「あなたたちは戦争に負けている。合意しなければ破滅する」
トランプ米大統領が17日、ワシントンのホワイトハウスで開かれたウクライナのゼレンスキー大統領との非公開首脳会談で罵声を浴びせながら、ロシアに一方的に有利な停戦条件を受け入れるよう迫ったと、英紙フィナンシャル・タイムズが報じた。特に、トランプ氏がウクライナ戦争の前線地図を手に取り、投げつけるなど激昂した姿を見せたという。
報道によれば、トランプ氏はウクライナ東部の激戦地であるドネツク州とルハンシク州を「全面的にロシアへ割譲すべきだ」と主張したという。この時、前線地図を手に取り「もうこの地図にはうんざりだ。この赤い線は何だ? 私はここがどこかも知らない」と言い放ち、地図を投げつけたという。
ロシアのプーチン大統領は、両州を合わせた「ドンバス地域」は「本来ロシアの領土」と主張しており、トランプ氏の発言はその主張をなぞった形となった。

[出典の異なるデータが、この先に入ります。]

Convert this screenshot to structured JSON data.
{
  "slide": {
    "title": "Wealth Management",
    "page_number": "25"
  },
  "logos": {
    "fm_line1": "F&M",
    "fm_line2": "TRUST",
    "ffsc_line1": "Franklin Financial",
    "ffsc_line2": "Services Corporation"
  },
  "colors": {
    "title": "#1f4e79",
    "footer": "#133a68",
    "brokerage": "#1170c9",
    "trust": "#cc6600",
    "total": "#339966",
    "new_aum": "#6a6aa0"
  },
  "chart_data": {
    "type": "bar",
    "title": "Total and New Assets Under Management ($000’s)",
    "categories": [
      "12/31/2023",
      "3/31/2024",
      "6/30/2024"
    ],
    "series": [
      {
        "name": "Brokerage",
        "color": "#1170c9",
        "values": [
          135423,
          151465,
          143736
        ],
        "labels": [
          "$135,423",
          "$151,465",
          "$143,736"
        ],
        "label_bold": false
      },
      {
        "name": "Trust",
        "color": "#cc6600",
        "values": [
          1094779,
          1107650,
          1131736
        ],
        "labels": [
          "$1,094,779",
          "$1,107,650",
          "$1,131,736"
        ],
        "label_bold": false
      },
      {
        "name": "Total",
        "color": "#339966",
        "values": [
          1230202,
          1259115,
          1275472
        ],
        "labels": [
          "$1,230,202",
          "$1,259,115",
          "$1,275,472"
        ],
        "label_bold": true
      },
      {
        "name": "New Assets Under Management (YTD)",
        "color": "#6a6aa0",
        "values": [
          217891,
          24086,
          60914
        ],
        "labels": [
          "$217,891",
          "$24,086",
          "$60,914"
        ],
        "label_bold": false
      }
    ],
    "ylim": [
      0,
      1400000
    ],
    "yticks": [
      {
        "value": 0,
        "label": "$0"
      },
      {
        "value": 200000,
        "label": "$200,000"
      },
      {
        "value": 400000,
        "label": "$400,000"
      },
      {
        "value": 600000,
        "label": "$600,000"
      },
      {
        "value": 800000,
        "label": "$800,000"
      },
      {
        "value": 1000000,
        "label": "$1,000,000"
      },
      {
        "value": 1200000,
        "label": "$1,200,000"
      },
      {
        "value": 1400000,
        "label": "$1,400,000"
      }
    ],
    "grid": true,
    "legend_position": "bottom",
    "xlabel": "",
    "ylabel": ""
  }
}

プーチン氏は16日のトランプ氏との電話会談で、ロシアが約4分の3を支配するドネツク州全域の完全な掌握と引き換えに、ザポリージャ州とヘルソン州の一部をウクライナに返還する案を提示した。しかし、ウクライナ側は断固として拒否する姿勢を崩していない。
トランプ氏は19日にも「ウクライナとロシアは前線での戦闘を停止し、交渉に入るべきだ」と主張。依然としてウクライナ側に不利な立場を取っている。
当初、米国はウクライナにロシア本土を攻撃できる巡航ミサイル「トマホーク」を供与する方針だったが、17日の会談でトランプ氏がこれを保留した背景には、ロシア側の影響があったとの見方も出ている。
同紙は、今回の激しい言葉の応酬は、今年2月にホワイトハウスでトランプ氏とバンス副大統領がゼレンスキー氏を一方的に追い詰めた場面を思い起こさせると論評。当時も両氏は「米国の支援に感謝すべきだ」とゼレンスキー氏を露骨に冷遇した。